Airbus Agrees Settlement to Long-standing WTO Issue
Airbus a global leader in aeronautics, space and related services released a statement that says, “The tariffs imposed by the United States Trade Representative (USTR) are currently harming all targeted industry sectors, including U.S. airlines, and are adding to a very difficult environment as a consequence of the COVID-19 crisis. This is why Airbus has decided to make a final step to remove the last contentious point and amend the French and Spanish contracts to what the WTO considers the appropriate interest rate and risk assessment benchmarks.”
With a possible end in sight for this long outstanding issue the Distilled Spirits Council of the United States – DISCUS released a statement that says, “U.S. distillers welcome today’s announcement regarding Airbus. We hope that this is a significant step toward resolving this longstanding trade dispute that will result in the prompt elimination of tariffs on U.S. and EU distilled spirits. Distillers on both sides of the Atlantic have suffered enough.”
Since October 18, 2019, the U.S. has imposed a 25 percent retaliatory tariff on imports of Single Malt Scotch Whisky; Single Malt Irish Whiskey from Northern Ireland; liqueurs and cordials from Germany, Ireland, Italy, Spain, and United Kingdom; and certain wines from France, Germany, Spain, and the United Kingdom.
According to the latest data available here’s how the tariffs have hurt the distilled spirits industry.
- U.S. imports of Scotch Whisky are down by nearly 33 percent between October 2019-May 2020 ($723 million) compared to October 2018-May 2019 ($1.01 billion).
- U.S. imports of liqueurs and cordials from Germany, Ireland, Italy, Spain and the United Kingdom are down by approximately 23 percent between October 2019-May 2020 ($288 million) compared October 2018-May 2019 ($372 million).
- U.S. imports of certain wines from France, Germany, Spain and the UK are down by approximately 44 percent between October 2019-May 2020 ($587 million) compared October 2018-May 2019 ($1.04 billion).
In addition, the EU has imposed a retaliatory tariff of 25 percent on all U.S. Whiskey imports since June 22, 2018. According to a DISCUS analysis, American Whiskey exports to the EU have tumbled by 33 percent and cost $300 million since the EU’s 25 percent retaliatory tariff went into effect. The EU has stated it may impose retaliatory tariffs this spring on U.S. rum, vodka and brandy in its parallel case at the World Trade Organization concerning Boeing. In addition, the EU is scheduled to increase its retaliatory tariff on American Whiskey to 50 percent in spring 2021.
Airbus takes final step to end long-standing WTO dispute and U.S. tariffs
Here’s the complete statement from Airbus.
Toulouse, 24 July 2020 – Airbus has agreed with the governments of France and Spain to make amendments to the A350 Repayable Launch Investment (RLI) contracts. After 16 years of litigation at the World Trade Organisation (WTO), this is the final step to stop the long-standing dispute and removes any justification for U.S. tariffs.

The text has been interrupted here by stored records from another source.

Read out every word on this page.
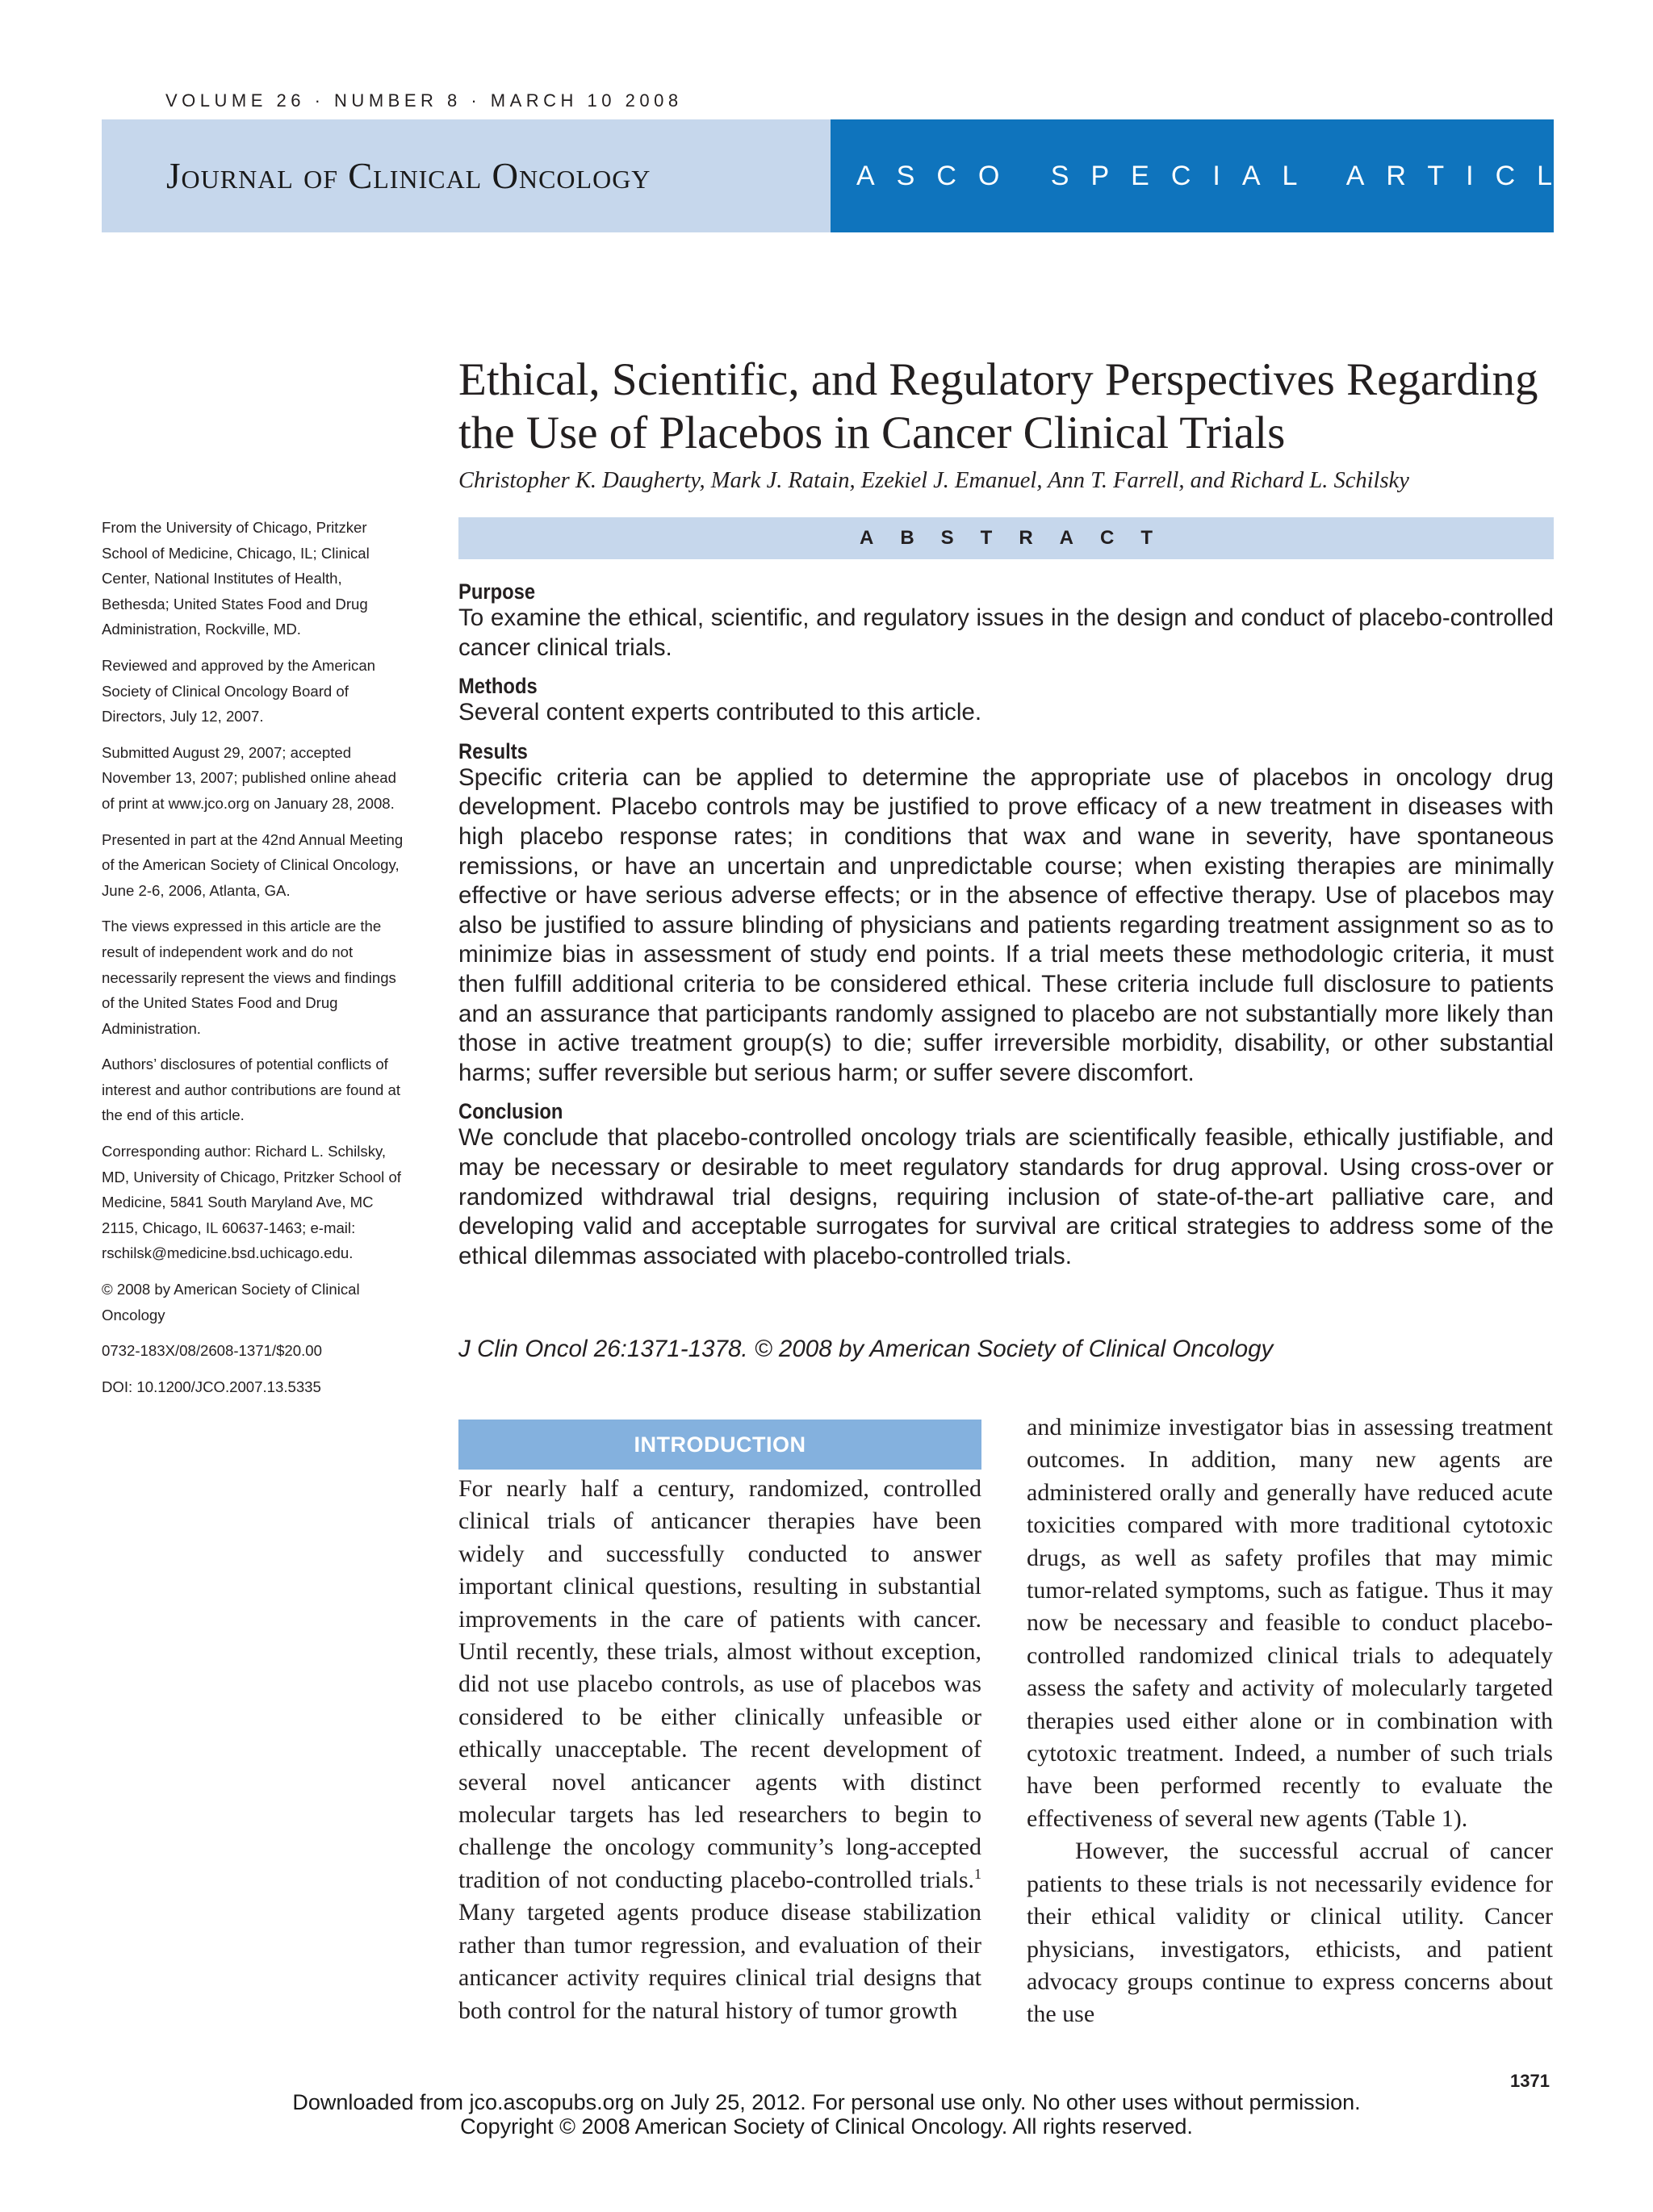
VOLUME 26 · NUMBER 8 · MARCH 10 2008
Journal of Clinical Oncology	ASCO SPECIAL ARTICLE
Ethical, Scientific, and Regulatory Perspectives Regarding the Use of Placebos in Cancer Clinical Trials
Christopher K. Daugherty, Mark J. Ratain, Ezekiel J. Emanuel, Ann T. Farrell, and Richard L. Schilsky

From the University of Chicago, Pritzker School of Medicine, Chicago, IL; Clinical Center, National Institutes of Health, Bethesda; United States Food and Drug Administration, Rockville, MD.

Reviewed and approved by the American Society of Clinical Oncology Board of Directors, July 12, 2007.

Submitted August 29, 2007; accepted November 13, 2007; published online ahead of print at www.jco.org on January 28, 2008.

Presented in part at the 42nd Annual Meeting of the American Society of Clinical Oncology, June 2-6, 2006, Atlanta, GA.

The views expressed in this article are the result of independent work and do not necessarily represent the views and findings of the United States Food and Drug Administration.

Authors’ disclosures of potential conflicts of interest and author contributions are found at the end of this article.

Corresponding author: Richard L. Schilsky, MD, University of Chicago, Pritzker School of Medicine, 5841 South Maryland Ave, MC 2115, Chicago, IL 60637-1463; e-mail: rschilsk@medicine.bsd.uchicago.edu.

© 2008 by American Society of Clinical Oncology

0732-183X/08/2608-1371/$20.00

DOI: 10.1200/JCO.2007.13.5335

ABSTRACT

Purpose

To examine the ethical, scientific, and regulatory issues in the design and conduct of placebo-controlled cancer clinical trials.

Methods

Several content experts contributed to this article.

Results

Specific criteria can be applied to determine the appropriate use of placebos in oncology drug development. Placebo controls may be justified to prove efficacy of a new treatment in diseases with high placebo response rates; in conditions that wax and wane in severity, have spontaneous remissions, or have an uncertain and unpredictable course; when existing therapies are minimally effective or have serious adverse effects; or in the absence of effective therapy. Use of placebos may also be justified to assure blinding of physicians and patients regarding treatment assignment so as to minimize bias in assessment of study end points. If a trial meets these methodologic criteria, it must then fulfill additional criteria to be considered ethical. These criteria include full disclosure to patients and an assurance that participants randomly assigned to placebo are not substantially more likely than those in active treatment group(s) to die; suffer irreversible morbidity, disability, or other substantial harms; suffer reversible but serious harm; or suffer severe discomfort.

Conclusion

We conclude that placebo-controlled oncology trials are scientifically feasible, ethically justifiable, and may be necessary or desirable to meet regulatory standards for drug approval. Using cross-over or randomized withdrawal trial designs, requiring inclusion of state-of-the-art palliative care, and developing valid and acceptable surrogates for survival are critical strategies to address some of the ethical dilemmas associated with placebo-controlled trials.

J Clin Oncol 26:1371-1378. © 2008 by American Society of Clinical Oncology
INTRODUCTION

For nearly half a century, randomized, controlled clinical trials of anticancer therapies have been widely and successfully conducted to answer important clinical questions, resulting in substantial improvements in the care of patients with cancer. Until recently, these trials, almost without exception, did not use placebo controls, as use of placebos was considered to be either clinically unfeasible or ethically unacceptable. The recent development of several novel anticancer agents with distinct molecular targets has led researchers to begin to challenge the oncology community’s long-accepted tradition of not conducting placebo-controlled trials.$^1$ Many targeted agents produce disease stabilization rather than tumor regression, and evaluation of their anticancer activity requires clinical trial designs that both control for the natural history of tumor growth

and minimize investigator bias in assessing treatment outcomes. In addition, many new agents are administered orally and generally have reduced acute toxicities compared with more traditional cytotoxic drugs, as well as safety profiles that may mimic tumor-related symptoms, such as fatigue. Thus it may now be necessary and feasible to conduct placebo-controlled randomized clinical trials to adequately assess the safety and activity of molecularly targeted therapies used either alone or in combination with cytotoxic treatment. Indeed, a number of such trials have been performed recently to evaluate the effectiveness of several new agents (Table 1).

However, the successful accrual of cancer patients to these trials is not necessarily evidence for their ethical validity or clinical utility. Cancer physicians, investigators, ethicists, and patient advocacy groups continue to express concerns about the use

1371
Downloaded from jco.ascopubs.org on July 25, 2012. For personal use only. No other uses without permission.
Copyright © 2008 American Society of Clinical Oncology. All rights reserved.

The tariffs imposed by the United States Trade Representative (USTR) are currently harming all targeted industry sectors, including U.S. airlines, and are adding to a very difficult environment as a consequence of the COVID-19 crisis. This is why Airbus has decided to make a final step to remove the last contentious point and amend the French and Spanish contracts to what the WTO considers the appropriate interest rate and risk assessment benchmarks. The WTO has already ruled that RLI is a valid instrument for governments to partner with industry by sharing investment risks. With this final move, Airbus considers itself in complete compliance with all WTO rulings.
“We have fully complied with all the WTO requirements. These additional amendments to the A350 RLIs demonstrate that Airbus has left no stone unturned to find a way towards a solution,” said Airbus CEO Guillaume Faury. “This is a clear signal of support to those who are suffering from the severe impact of the tariffs imposed by the USTR, especially at a time when industries are hard hit by the consequences of the COVID-19 crisis.”